A Mandiana, ce samedi 28 janvier, dixième étape de la tournée de prise de contact avec la population sur le bien-fondé de la justice en cette période transitoire, Charles Wright avec sa délégation a été accueilli par les sages de la ville au domicile du Sotikèmo (Sage) Elhadj Toumany Diallo.
Une occasion pour les sages de la contrée de plaider auprès du ministre de la Justice pour la construction d’une prison civile.
Aux dires de ces derniers, la préoccupation majeure de la ville est cette maison d’arrêt.
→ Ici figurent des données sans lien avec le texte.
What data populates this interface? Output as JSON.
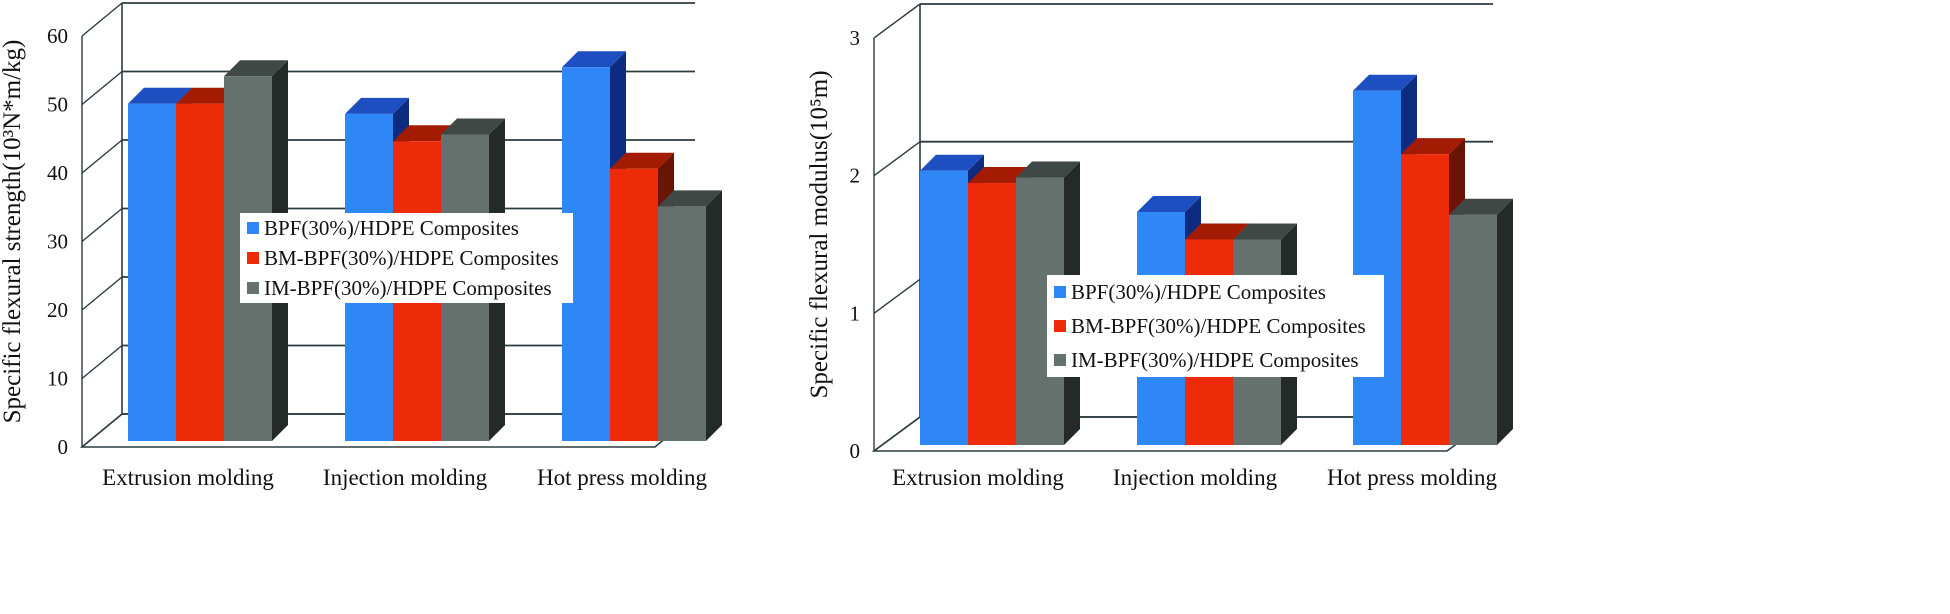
{
  "chart_data": [
    {
      "type": "bar",
      "title": "",
      "xlabel": "",
      "ylabel": "Specific flexural strength(10³N*m/kg)",
      "ylim": [
        0,
        60
      ],
      "yticks": [
        "0",
        "10",
        "20",
        "30",
        "40",
        "50",
        "60"
      ],
      "categories": [
        "Extrusion molding",
        "Injection molding",
        "Hot press molding"
      ],
      "series": [
        {
          "name": "BPF(30%)/HDPE Composites",
          "values": [
            51,
            49.5,
            56.3
          ]
        },
        {
          "name": "BM-BPF(30%)/HDPE Composites",
          "values": [
            51,
            45.5,
            41.5
          ]
        },
        {
          "name": "IM-BPF(30%)/HDPE Composites",
          "values": [
            55,
            46.5,
            36
          ]
        }
      ],
      "legend": "center"
    },
    {
      "type": "bar",
      "title": "",
      "xlabel": "",
      "ylabel": "Specific flexural modulus(10⁵m)",
      "ylim": [
        0,
        3
      ],
      "yticks": [
        "0",
        "1",
        "2",
        "3"
      ],
      "categories": [
        "Extrusion molding",
        "Injection molding",
        "Hot press molding"
      ],
      "series": [
        {
          "name": "BPF(30%)/HDPE Composites",
          "values": [
            2.08,
            1.78,
            2.66
          ]
        },
        {
          "name": "BM-BPF(30%)/HDPE Composites",
          "values": [
            1.99,
            1.58,
            2.2
          ]
        },
        {
          "name": "IM-BPF(30%)/HDPE Composites",
          "values": [
            2.03,
            1.58,
            1.76
          ]
        }
      ],
      "legend": "bottom-center"
    }
  ],
  "colors": {
    "series_front": [
      "#2f86f6",
      "#ee2b08",
      "#64716c"
    ],
    "series_top": [
      "#1d4fc0",
      "#a31b03",
      "#3f4845"
    ],
    "series_side": [
      "#0d2c80",
      "#6a1405",
      "#242a28"
    ],
    "grid": "#2c3b40",
    "floor": "#ffffff"
  }
}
« Tous les problèmes que nous avons ici à Mandiana, c’est nous-mêmes qui les créerons car toutes les plaintes liées aux problèmes domaniaux, c’est nous qui les créeront et nous ne parvenons pas à les résoudre c’est pourquoi nous partons vers la justice. Sinon, la justice quant à elle, ne nous fait pas de tort. Ici à Mandiana, ce que nous sollicitons plus que tout, c’est le problème d’une prison civile », a formulé le porte-parole des sages avant de poursuivre :
« Et s’il n’y a pas de prison dans une localité, ceux qui se battent ou qui font des troubles dans la ville ne vont jamais cesser les activités. Cela fait que même si on prend un individu (malfrat) en conflit avec la loi ici et qu’on l’amène à Kankan pour l’incarcérer, là-bas, qu’il meurt ou qu’il soit relâché, personne ne pourra être édifiée parce que tout simplement, chez nous ici à Mandiana, on n’a pas de prison. Donc tout se passe à Kankan, nous on est au courant de rien. Si c’est vous qui êtes aujourd’hui le responsable de toutes les prisons civiles en Guinée, les sages sollicitent auprès de vous, que Mandiana ait sa prison civile. Nous sommes responsables de nos problèmes à Mandiana mais tout ça, c’est par manque de prison civile. Nous sommes responsables de notre problème ici à Mandiana parce qu’on n’a pas notre prison civile. Vous (Ministre de la Justice, ndlr) vous ne quittez pas ici, on veut que vous aidiez la justice à avoir un moyen de déplacement. Celui qui est en conflit avec loi, qu’on le prenne dans ce véhicule pour la prison », a déclaré ce porte-parole.
Pour sa part, le ministre de la Justice et des Droits de l’Homme a promis de remonter le problème à qui de droit.
Mais il a signifié que Mandiana a toujours été utilisé pour des fins politiques et en retour, cette ville ne s’est retrouvée avec rien dans le cadre du développement local.